CHARLESTON, W.Va. — Cancer advocates from around the state gathered at the state capitol for a day to urge lawmakers to prioritize creating more legislation to help bring an end to cancer-related suffering and death. Their particular area of focus was on tobacco prevention and cessation in West Virginia, inquiring lawmakers reserve over $16 million for awareness and education regarding that issue.

Representatives with the American Cancer Society Cancer Action Network were set up outside of the House of Delegates chamber Monday at the capitol as part of Cancer Action Day.

ACS-CAN Director for West Virginia, Doug Hogan said it’s a day to meet delegates and state senators and advocate for more policies around known cancer-causing products and other issues linked to the disease that affects an estimated 12,890 West Virginians.

Hogan said one policy they have moving through the legislature right now that seems very promising will have $5 million going toward putting an end to cancer-causing tobacco and smoking in the state.

“I think at this point one of the things we’re very excited about is House Bill 4983, which Delegate Hardy is the lead sponsor on that, and what it does is it dedicates a portion of funding specifically to tobacco prevention and cessation,” Hogan said.

He said the bill would help with these efforts as it would implement more fact-based and educational programming to prevent children from ever trying their first cigarette, vape, or e-cig, as well as provide more resources for adults to help them quit smoking.

Hogan said it’s a good first step in their larger plan to reduce the toll of tobacco on West Virginia. Monday they asked lawmakers for a $16.5 million investment in order to achieve just that.

As West Virginia invests about the lowest in any state regarding tobacco prevention and cessation efforts with the highest usage rates among both kids and adults, Hogan said this discrepancy is no coincidence, and the bill would help shed some light on the continued education that needs to happen first before the issue can be resolved.

“We want to focus on prevention, how can we keep kids from experimenting, how can we make sure they don’t grow up into adults who are addicted to these deadly nicotine products, and so that’s what the focus is with our volunteers as they meet with their legislators,” said Hogan.

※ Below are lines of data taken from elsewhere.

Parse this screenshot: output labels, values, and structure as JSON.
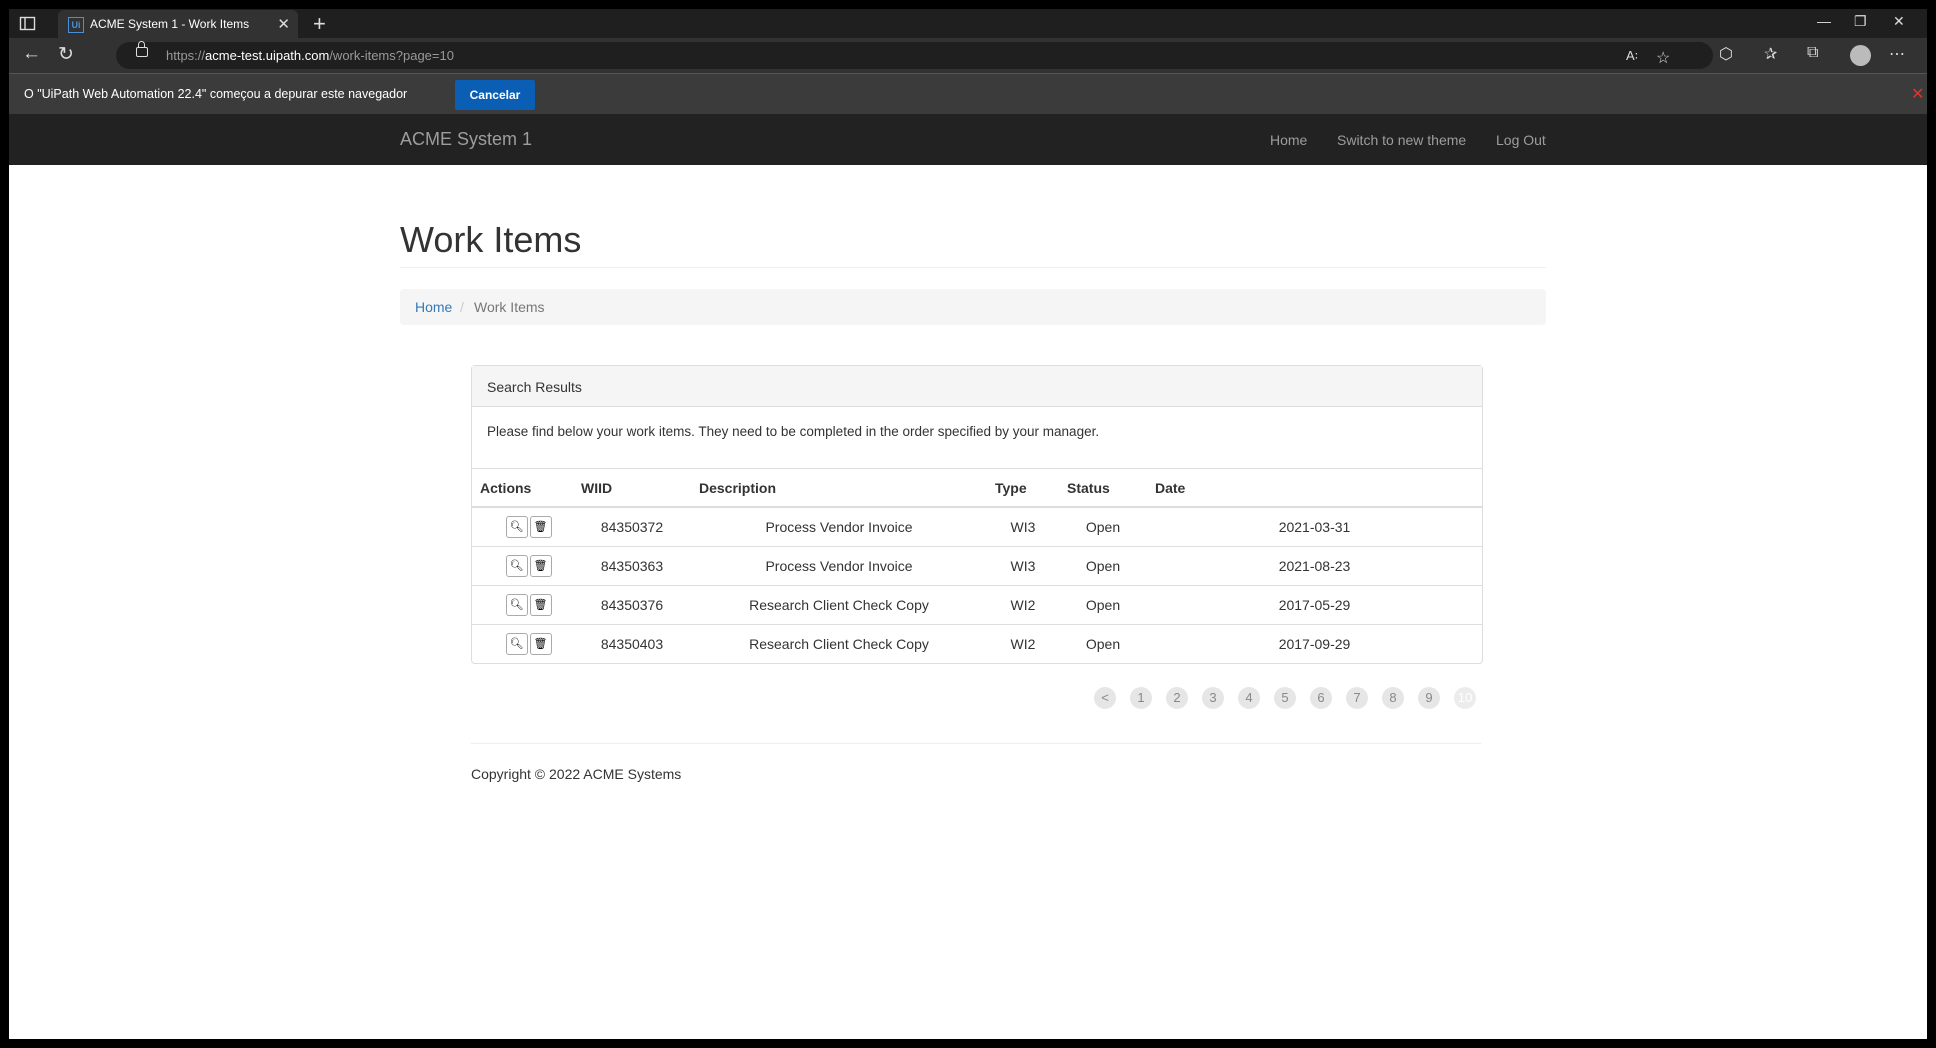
{
  "browser": {
    "tab_title": "ACME System 1 - Work Items",
    "url_prefix": "https://",
    "url_host": "acme-test.uipath.com",
    "url_path": "/work-items?page=10"
  },
  "infobar": {
    "message": "O \"UiPath Web Automation 22.4\" começou a depurar este navegador",
    "cancel_label": "Cancelar"
  },
  "navbar": {
    "brand": "ACME System 1",
    "links": [
      "Home",
      "Switch to new theme",
      "Log Out"
    ]
  },
  "page": {
    "title": "Work Items",
    "breadcrumb_home": "Home",
    "breadcrumb_sep": "/",
    "breadcrumb_current": "Work Items"
  },
  "panel": {
    "heading": "Search Results",
    "description": "Please find below your work items. They need to be completed in the order specified by your manager.",
    "columns": [
      "Actions",
      "WIID",
      "Description",
      "Type",
      "Status",
      "Date"
    ],
    "rows": [
      {
        "wiid": "84350372",
        "description": "Process Vendor Invoice",
        "type": "WI3",
        "status": "Open",
        "date": "2021-03-31"
      },
      {
        "wiid": "84350363",
        "description": "Process Vendor Invoice",
        "type": "WI3",
        "status": "Open",
        "date": "2021-08-23"
      },
      {
        "wiid": "84350376",
        "description": "Research Client Check Copy",
        "type": "WI2",
        "status": "Open",
        "date": "2017-05-29"
      },
      {
        "wiid": "84350403",
        "description": "Research Client Check Copy",
        "type": "WI2",
        "status": "Open",
        "date": "2017-09-29"
      }
    ]
  },
  "pagination": {
    "prev_label": "<",
    "pages": [
      "1",
      "2",
      "3",
      "4",
      "5",
      "6",
      "7",
      "8",
      "9",
      "10"
    ],
    "current": "10"
  },
  "footer": {
    "copyright": "Copyright © 2022 ACME Systems"
  }
}
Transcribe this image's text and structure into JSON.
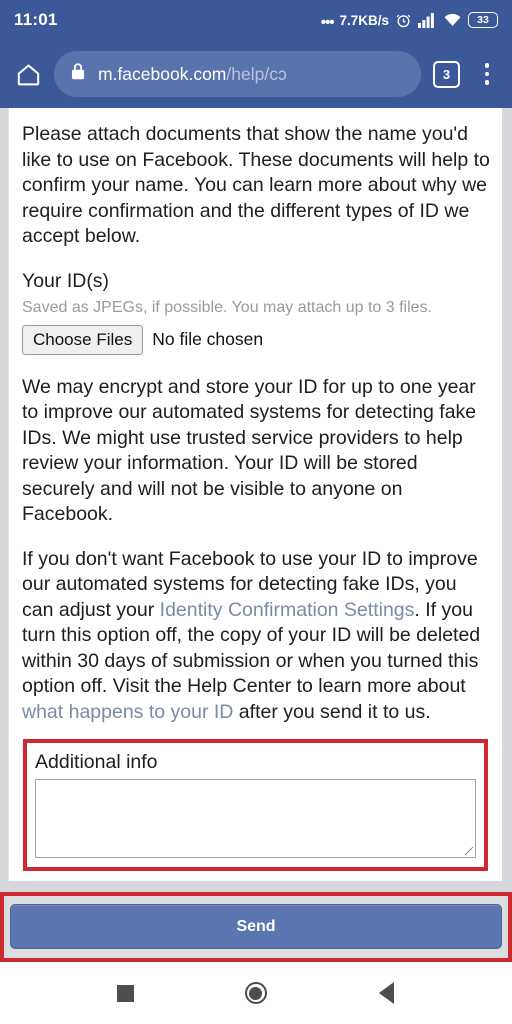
{
  "status_bar": {
    "time": "11:01",
    "network_speed": "7.7KB/s",
    "speed_prefix": "•••",
    "alarm_icon": "alarm-clock-icon",
    "signal_icon": "signal-bars-icon",
    "wifi_icon": "wifi-icon",
    "battery_level": "33"
  },
  "browser": {
    "home_icon": "home-icon",
    "lock_icon": "lock-icon",
    "url_host": "m.facebook.com",
    "url_path": "/help/cɔ",
    "tab_count": "3",
    "menu_icon": "kebab-menu-icon"
  },
  "page": {
    "intro_paragraph": "Please attach documents that show the name you'd like to use on Facebook. These documents will help to confirm your name. You can learn more about why we require confirmation and the different types of ID we accept below.",
    "id_section": {
      "title": "Your ID(s)",
      "subtitle": "Saved as JPEGs, if possible. You may attach up to 3 files.",
      "choose_files_label": "Choose Files",
      "file_status": "No file chosen"
    },
    "encrypt_paragraph": "We may encrypt and store your ID for up to one year to improve our automated systems for detecting fake IDs. We might use trusted service providers to help review your information. Your ID will be stored securely and will not be visible to anyone on Facebook.",
    "optout_paragraph": {
      "part1": "If you don't want Facebook to use your ID to improve our automated systems for detecting fake IDs, you can adjust your ",
      "link1": "Identity Confirmation Settings",
      "part2": ". If you turn this option off, the copy of your ID will be deleted within 30 days of submission or when you turned this option off. Visit the Help Center to learn more about ",
      "link2": "what happens to your ID",
      "part3": " after you send it to us."
    },
    "additional_info": {
      "label": "Additional info",
      "value": "",
      "placeholder": ""
    },
    "send_label": "Send"
  },
  "nav_bar": {
    "recents_icon": "square-recents-icon",
    "home_icon": "circle-home-icon",
    "back_icon": "triangle-back-icon"
  },
  "colors": {
    "chrome_blue": "#3b5998",
    "omnibox_blue": "#5973ac",
    "link_blue": "#7b8aa6",
    "highlight_red": "#cc2a2f",
    "send_blue": "#5b76b0",
    "page_bg": "#d6d8dc"
  }
}
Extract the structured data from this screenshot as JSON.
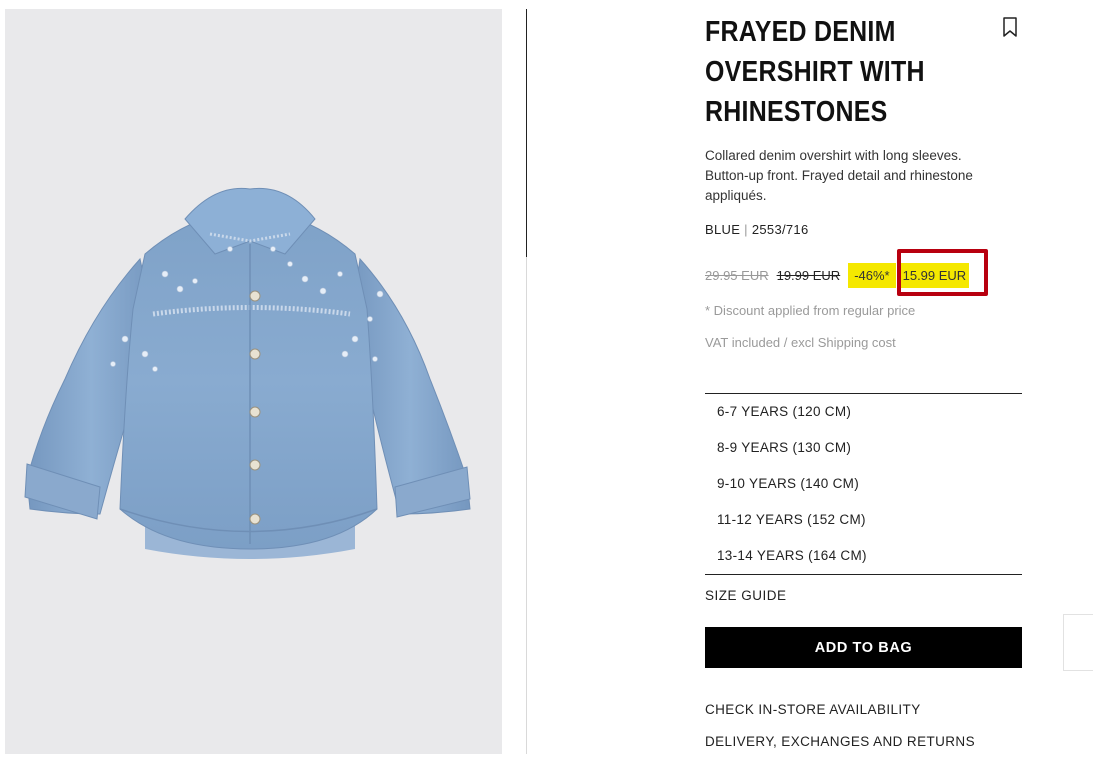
{
  "product": {
    "title": "FRAYED DENIM OVERSHIRT WITH RHINESTONES",
    "description": "Collared denim overshirt with long sleeves. Button-up front. Frayed detail and rhinestone appliqués.",
    "color": "BLUE",
    "reference": "2553/716"
  },
  "price": {
    "original": "29.95 EUR",
    "previous": "19.99 EUR",
    "discount_badge": "-46%*",
    "current": "15.99 EUR",
    "discount_note": "* Discount applied from regular price",
    "vat_note": "VAT included / excl Shipping cost"
  },
  "sizes": [
    "6-7 YEARS (120 CM)",
    "8-9 YEARS (130 CM)",
    "9-10 YEARS (140 CM)",
    "11-12 YEARS (152 CM)",
    "13-14 YEARS (164 CM)"
  ],
  "actions": {
    "size_guide": "SIZE GUIDE",
    "add_to_bag": "ADD TO BAG",
    "store_availability": "CHECK IN-STORE AVAILABILITY",
    "delivery": "DELIVERY, EXCHANGES AND RETURNS"
  },
  "icons": {
    "bookmark": "bookmark-icon"
  },
  "colors": {
    "highlight": "#f5e800",
    "annotation_box": "#b8000f",
    "button_bg": "#000000"
  }
}
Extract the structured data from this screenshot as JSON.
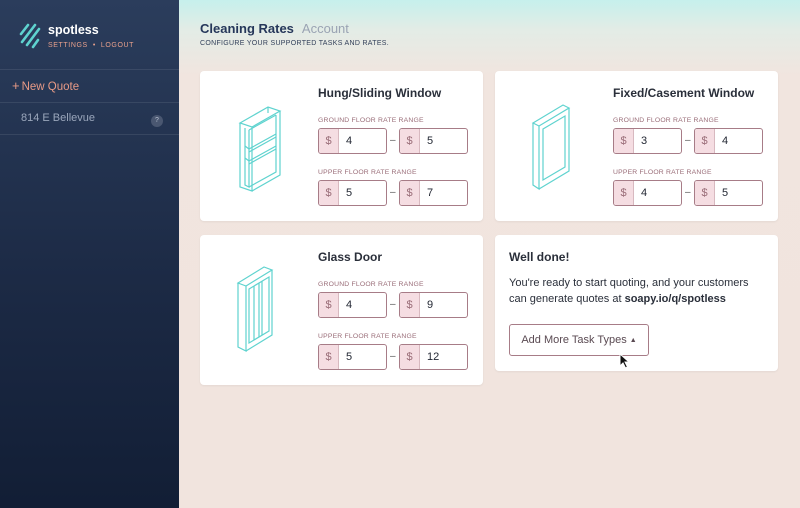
{
  "sidebar": {
    "brand": "spotless",
    "links": [
      "SETTINGS",
      "LOGOUT"
    ],
    "new_quote": "New Quote",
    "quotes": [
      {
        "address": "814 E Bellevue",
        "badge": "?"
      }
    ]
  },
  "header": {
    "tabs": [
      "Cleaning Rates",
      "Account"
    ],
    "subtitle": "CONFIGURE YOUR SUPPORTED TASKS AND RATES."
  },
  "ground_label": "GROUND FLOOR RATE RANGE",
  "upper_label": "UPPER FLOOR RATE RANGE",
  "currency": "$",
  "dash": "–",
  "tasks": [
    {
      "title": "Hung/Sliding Window",
      "icon": "hung-window-icon",
      "ground": [
        "4",
        "5"
      ],
      "upper": [
        "5",
        "7"
      ]
    },
    {
      "title": "Fixed/Casement Window",
      "icon": "casement-window-icon",
      "ground": [
        "3",
        "4"
      ],
      "upper": [
        "4",
        "5"
      ]
    },
    {
      "title": "Glass Door",
      "icon": "glass-door-icon",
      "ground": [
        "4",
        "9"
      ],
      "upper": [
        "5",
        "12"
      ]
    }
  ],
  "done_card": {
    "title": "Well done!",
    "text_prefix": "You're ready to start quoting, and your customers can generate quotes at ",
    "url": "soapy.io/q/spotless",
    "button": "Add More Task Types",
    "caret": "▲"
  },
  "colors": {
    "accent": "#e79a86",
    "sidebar": "#1c2a45",
    "illustration": "#5fd3cf",
    "field_border": "#a77c87"
  }
}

American Cancer Society volunteer Patty Davis of Romney, West Virginia, said continuing to create policies on cancer in the state is important.

In addition to ACS, Davis said her cancer advocating efforts have taken her to the Mountains of Hope Cancer Coalition that’s part of WVU’s Cancer Institute, as well as to the nation’s capitol where she advocated alongside former professional cyclist and cancer survivor, Lance Armstrong.

As a breast cancer survivor, Davis said she is grateful of where her journey has led her, and she said she’s happy to continue to be an advocate of cancer-related policies.

“I feel blessed from the top of my head to my toes to be involved in any activities that will bring awareness to people out there that are afraid,” she said. “There are so many people that think the word cancer means death, it does not always mean death.”